Table 1 and 2 describe our findings and statistically significant results for ICU admission and discharge mortality. Logistic regression and multivariate analysis showed increased ICU admission and discharge mortality in AYA patients (OR 1.36, CI 1.20-1.53, p<.0001 and OR 1.29, CI 1.03-1.64, p<0.03, respectively). From 2009 to 2019 there is an increased OR for ICU admission post HSCT but significant decreased in discharge mortality. Mechanical ventilation was the strongest predictor for ICU admission and discharge mortality (OR 44.81, CI = 37.19-53.99, p<.0001 and OR 31.23, CI = 23.57 – 41.38, p<.0001, respectively), followed by dialysis (OR 5.74, CI = 3.98-8.27, p<.0001 and OR 5.82, CI = 4.62-7.32, p<.0001). Patients diagnosed with sinusoidal obstructive syndrome had 3.2 times OR for ICU (CI = 2.29-4.57, p<.0001) but decreased OR for mortality (OR 0.62, CI 0.39-0.98, p=0.038). SCID and Mucopolysaccharidosis patients had increased OR for ICU admission but not for discharge mortality.

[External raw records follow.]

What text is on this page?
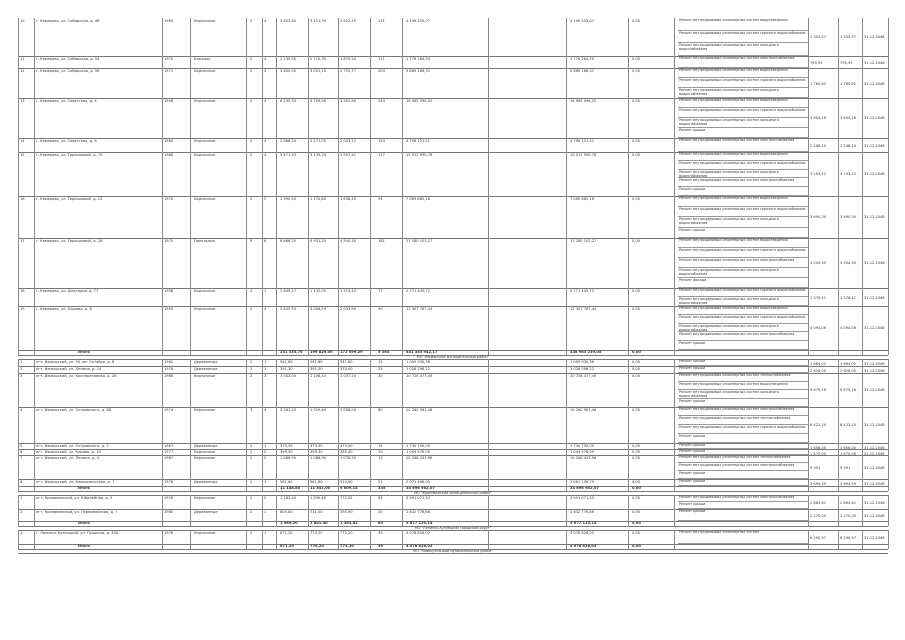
10	г. Кемерово, ул. Сибирская, д. 48	1969	Кирпичные	5	4	3 403,60	3 111,30	2 822,10	131	4 149 255,07	4 149 255,07	0,00	Ремонт внутридомовых инженерных систем водоотведения
Ремонт внутридомовых инженерных систем горячего водоснабжения
Ремонт внутридомовых инженерных систем холодного водоснабжения
1 353,57	1 353,57 31.12.2048
11	г. Кемерово, ул. Сибирская, д. 54	1970	Блочные	5	4	2 235,90	2 110,30	1 879,20	111	1 776 264,50	1 776 264,50	0,00	Ремонт внутридомовых инженерных систем электроснабжения
790,95	790,95	31.12.2048
12	г. Кемерово, ул. Сибирская, д. 56	1971	Кирпичные	5	4	3 450,00	3 051,10	2 755,77	204	5 869 186,31	5 869 186,31	0,00	Ремонт внутридомовых инженерных систем водоотведения
Ремонт внутридомовых инженерных систем горячего водоснабжения
Ремонт внутридомовых инженерных систем холодного водоснабжения
1 760,62	1 760,62 31.12.2048
13	г. Кемерово, ул. Советская, д. 4	1958	Кирпичные	5	4	6 235,33	4 709,90	4 302,60	244	16 965 096,02	16 965 096,02	0,00	Ремонт внутридомовых инженерных систем водоотведения
Ремонт внутридомовых инженерных систем горячего водоснабжения
Ремонт внутридомовых инженерных систем холодного водоснабжения
Ремонт крыши
3 604,16	3 604,16 31.12.2048
14	г. Кемерово, ул. Советская, д. 6	1960	Кирпичные	5	4	2 668,20	2 171,00	2 043,12	124	4 796 121,51	4 796 121,51	0,00	Ремонт внутридомовых инженерных систем электроснабжения
2 208,10	2 208,10 31.12.2048
15	г. Кемерово, ул. Терешковой, д. 19	1966	Кирпичные	5	4	3 471,93	3 135,29	2 907,41	127	10 012 990,78	10 012 990,78	0,00	Ремонт внутридомовых инженерных систем водоотведения
Ремонт внутридомовых инженерных систем горячего водоснабжения
Ремонт внутридомовых инженерных систем холодного водоснабжения
Ремонт внутридомовых инженерных систем электроснабжения
Ремонт крыши
3 193,52	3 193,52 31.12.2048
16	г. Кемерово, ул. Терешковой, д. 22	1970	Кирпичные	5	2	1 990,50	1 770,80	1 638,45	94	7 069 685,16	7 069 685,16	0,00	Ремонт внутридомовых инженерных систем водоотведения
Ремонт внутридомовых инженерных систем горячего водоснабжения
Ремонт внутридомовых инженерных систем холодного водоснабжения
Ремонт крыши
3 990,30	3 990,30 31.12.2048
17	г. Кемерово, ул. Терешковой, д. 28	1975	Панельные	9	6	6 666,20	4 931,20	4 540,30	181	17 280 103,27	17 280 103,27	0,00	Ремонт внутридомовых инженерных систем водоотведения
Ремонт внутридомовых инженерных систем горячего водоснабжения
Ремонт внутридомовых инженерных систем электроснабжения
Ремонт внутридомовых инженерных систем холодного водоснабжения
Ремонт фасада
3 504,30	3 504,30 31.12.2048
18	г. Кемерово, ул. Шахтеров, д. 77	1958	Кирпичные	4	1	2 649,27	1 132,00	2 513,42	77	2 771 449,72	2 771 449,72	0,00	Ремонт внутридомовых инженерных систем горячего водоснабжения
Ремонт внутридомовых инженерных систем холодного водоснабжения
1 376,41	1 376,41 31.12.2048
19	г. Кемерово, ул. Юрьева, д. 8	1959	Кирпичные	5	4	2 635,93	3 006,20	2 033,90	90	12 307 787,44	12 307 787,44	0,00	Ремонт внутридомовых инженерных систем водоотведения
Ремонт внутридомовых инженерных систем горячего водоснабжения
Ремонт внутридомовых инженерных систем холодного водоснабжения
Ремонт внутридомовых инженерных систем электроснабжения
Ремонт крыши
4 094,06	4 094,06 31.12.2048
Итого	231 335,70	199 829,00	172 599,29	9 364	441 345 942,17	438 963 239,05	0,00
МО "Ижморский муниципальный район"
1	пгт. Ижморский, ул. 50 лет Октября, д. 8	1962	Деревянные	2	1	541,80	541,80	541,80	15	1 009 930,36	1 009 930,36	0,00	Ремонт крыши
1 864,02	1 864,02 31.12.2046
2	пгт. Ижморский, ул. Ленина, д. 14	1978	Деревянные	2	1	391,30	391,30	370,00	25	1 028 298,22	1 028 298,22	0,00	Ремонт крыши
2 628,00	2 628,00 31.12.2046
3	пгт. Ижморский, ул. Кооперативная, д. 28	1986	Кирпичные	2	3	1 302,00	1 108,40	1 037,20	30	10 726 477,49	10 726 477,49	0,00	Ремонт внутридомовых инженерных систем теплоснабжения
Ремонт внутридомовых инженерных систем водоотведения
Ремонт внутридомовых инженерных систем холодного водоснабжения
Ремонт крыши
9 679,16	9 679,16 31.12.2048
4	пгт. Ижморский, ул. Островского, д. 88	1974	Кирпичные	3	4	3 261,20	1 529,69	2 008,00	60	10 260 981,46	10 260 981,46	0,00	Ремонт внутридомовых инженерных систем электроснабжения
Ремонт внутридомовых инженерных систем теплоснабжения
Ремонт внутридомовых инженерных систем горячего водоснабжения
Ремонт крыши
6 422,20	6 422,20 31.12.2048
5	пгт. Ижморский, ул. Островского, д. 2	1967	Деревянные	2	1	373,30	373,30	370,00	15	1 730 750,00	1 730 750,00	0,00	Ремонт крыши
1 656,00	1 656,00 31.12.2046
6	пгт. Ижморский, ул. Кирова, д. 10	1977	Кирпичные	2	2	399,30	399,30	385,40	10	1 044 576,09	1 044 576,09	0,00	Ремонт крыши
1 470,00	1 470,00 31.12.2046
7	пгт. Ижморский, ул. Ленина, д. 4	1987	Кирпичные	2	2	1 086,90	1 086,90	1 078,30	13	10 208 433,96	10 208 433,96	0,00	Ремонт внутридомовых инженерных систем теплоснабжения
Ремонт внутридомовых инженерных систем электроснабжения
Ремонт крыши
9 391	9 391	31.12.2048
8	пгт. Ижморский, ул. Комсомольская, д. 7	1978	Деревянные	2	1	561,60	561,60	512,00	21	2 071 496,05	2 061 196,75	0,00	Ремонт крыши
3 694,59	3 694,59 31.12.2048
Итого	11 148,80	11 341,00	9 009,14	335	34 696 982,07	34 696 982,07	0,00
МО "Крапивинский муниципальный район"
1	пгт. Крапивинский, ул. Юбилейная, д. 5	1970	Кирпичные	2	2	1 183,40	1 090,40	772,92	43	3 991 071,52	3 991 071,52	0,00	Ремонт внутридомовых инженерных систем электроснабжения
Ремонт крыши	2 864,61	2 864,61 31.12.2048
2	пгт. Крапивинский, ул. Первомайская, д. 7	1960	Деревянные	2	1	805,80	711,00	590,90	20	1 832 776,86	1 832 776,86	0,00	Ремонт крыши
2 270,00	2 270,00 31.12.2048
Итого	1 989,20	1 801,40	1 363,82	63	5 677 125,14	5 677 125,14	0,00
МО "Ленинск-Кузнецкий городской округ"
1	г. Ленинск-Кузнецкий, ул. Пушкина, д. 40А	1976	Кирпичные	2	1	871,20	770,20	773,20	39	4 078 826,02	4 078 826,02	0,00	Ремонт внутридомовых инженерных систем
6 290,97	6 290,97 31.12.2048
Итого	871,20	770,20	773,20	39	4 078 826,02	4 078 826,02	0,00
МО "Новокузнецкий муниципальный район"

To our knowledge this is the largest multicenter database analysis describing acute non-infectious complications of pediatric HSCT. Survival of HSCT patients that developed SOS have improved since 2016 which may be reflecting the introduction of Defibrotide. Mechanical ventilation was the strongest predictor for mortality with almost 30 times increased in odds ratio. Mucopolysaccharidosis and SCID showed increased need for ICU care but decreased mortality suggesting improvement in intensive care unit management. Prospective studies are needed to better describe outcomes of HSCT patients as well as areas of possible improvement to increase overall survival.

Disclosures: No relevant conflicts of interest to declare.